Jazz, Art, Play, and Abstracting Your Business

Coltrane

Your readers, your audience, and your customers are changing their habits; how they get information; how they interact with media; how they manage their professional network; how they do business.

These changes will, inevitably, affect how they interact with your brand; their needs will evolve; their expectations will shift. Perhaps it hasn’t happened yet. Perhaps it won’t happen for a long time. But for many industries, it is happening today.

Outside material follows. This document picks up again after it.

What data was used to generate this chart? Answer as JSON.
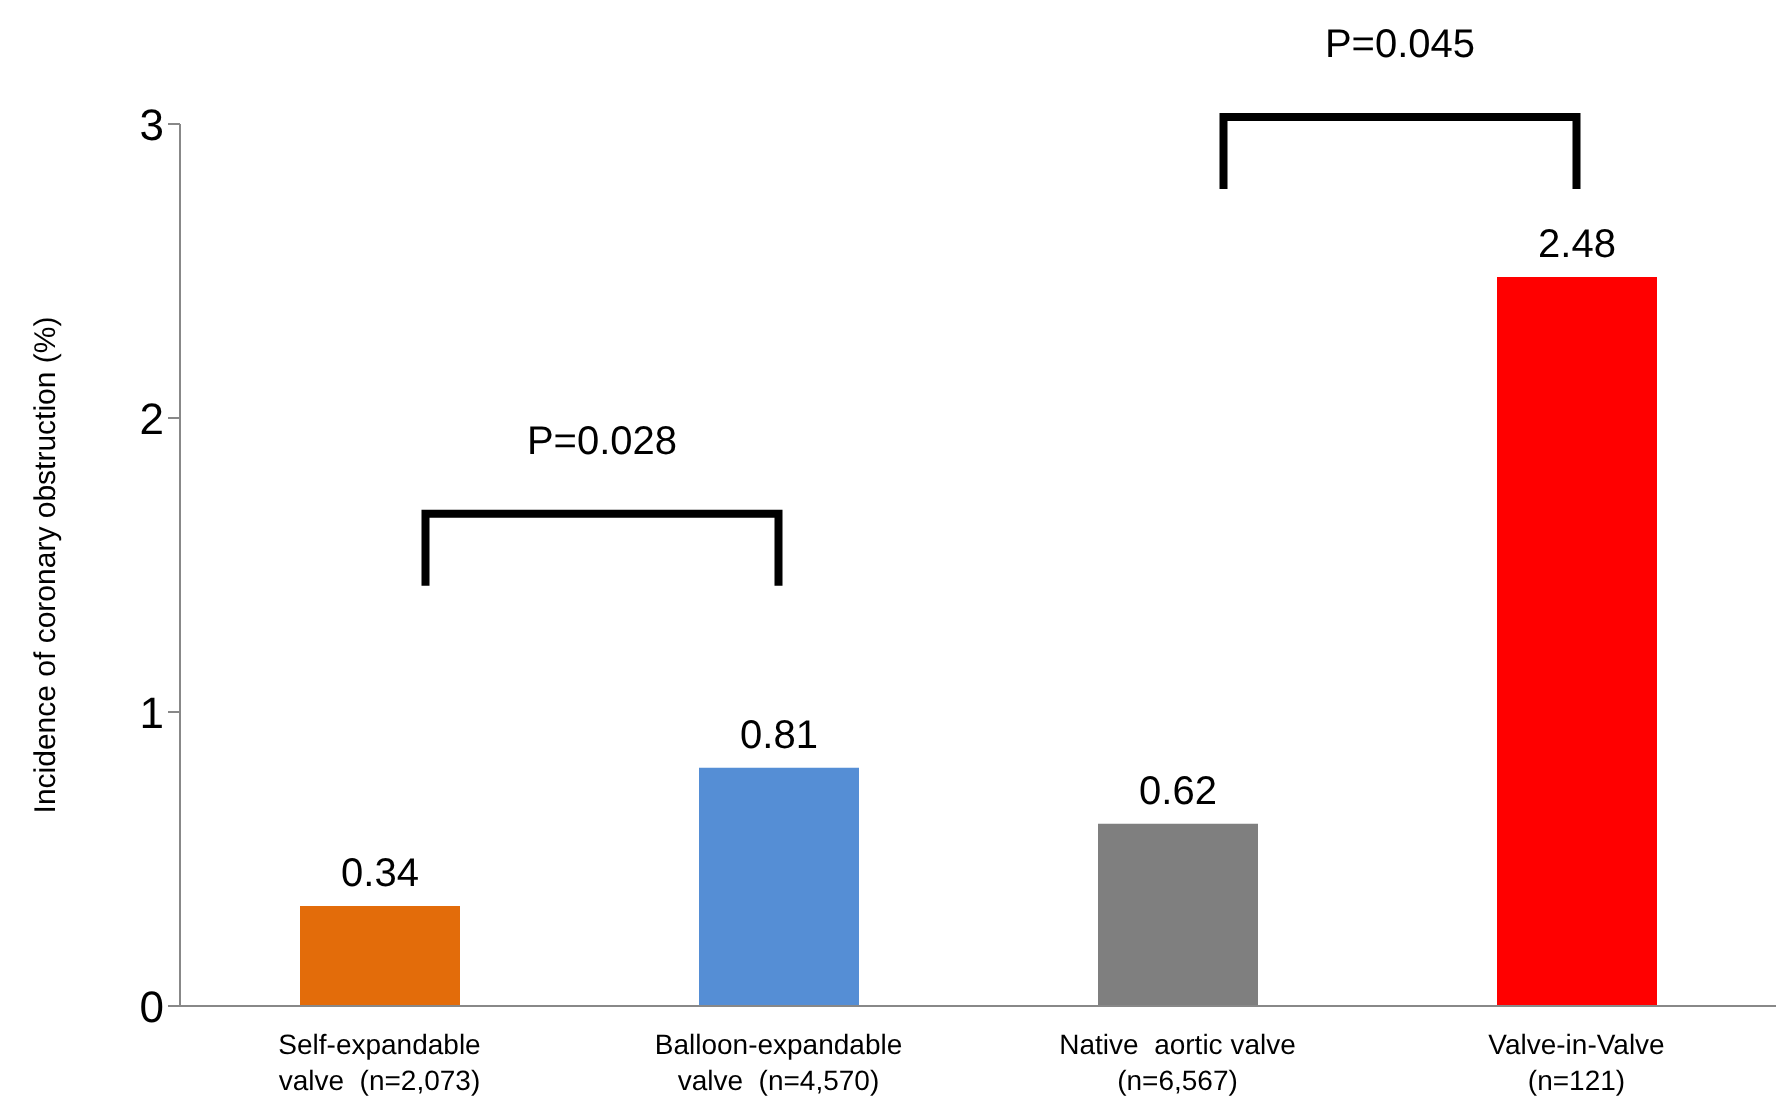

So the question remains, everyday: How do you sustain and maximize what is working, yet prepare for an evolution within your customer base that has not yet fully revealed itself?

  • Forget about thinking outside the box.
  • Forget about thinking inside the box.
  • FORGET ABOUT THE BOX.

I propose: abstraction.

Mondrian

What is abstraction?

“Abstraction is the process of removing detail to expose the essential features of a particular concept or object.”

To abstract something, is to understand its core structure, core value, and core purpose. Here are a few places we see abstraction in our culture:

  • Jazz is abstraction.
  • Art is abstraction.
  • Play is abstraction.

Each of these are a process of understanding; a process of breaking barriers; a process of finding the truth. How is this any different for business? For B2B media? For our individual goals?

Why abstract?

To retain focus on the core value of what you do, and why you do it, and not simply guard a structure and process that lacks the growth potential. I am not just talking about business and revenue growth – but growth in reaching more of your audience, and better serving their needs.

Play

Abstraction can be:

  • Simple.
    Abstraction is often about breaking things down to their core value, not complicating them with unnecessary elements. What is the primary problem you are solving for your audience. Who – exactly – is your audience? How does your product make this connection?
  • Subtle.
    Dramatic change is not the goal. Small, incremental changes can lead to abstraction without confrontation with existing processes.
  • Enlightening.
    Discover new things about your industry, and new ways to serve your audience. So often, we don’t realize what limits us until we freely disregard existing patterns and rethink what it is we are tryng to accomplish.

How do you abstract? You blend your expertise, your experience, your passion for your work, with a very simple idea:

Play.

It is forgetting the process, but remembering the goal.

So how do you bridge that gap between what you already do well, what your industry needs most, and the changing ways that business information is created, disseminated, consumed and monetized due to new media?

You wake up every day, and you play.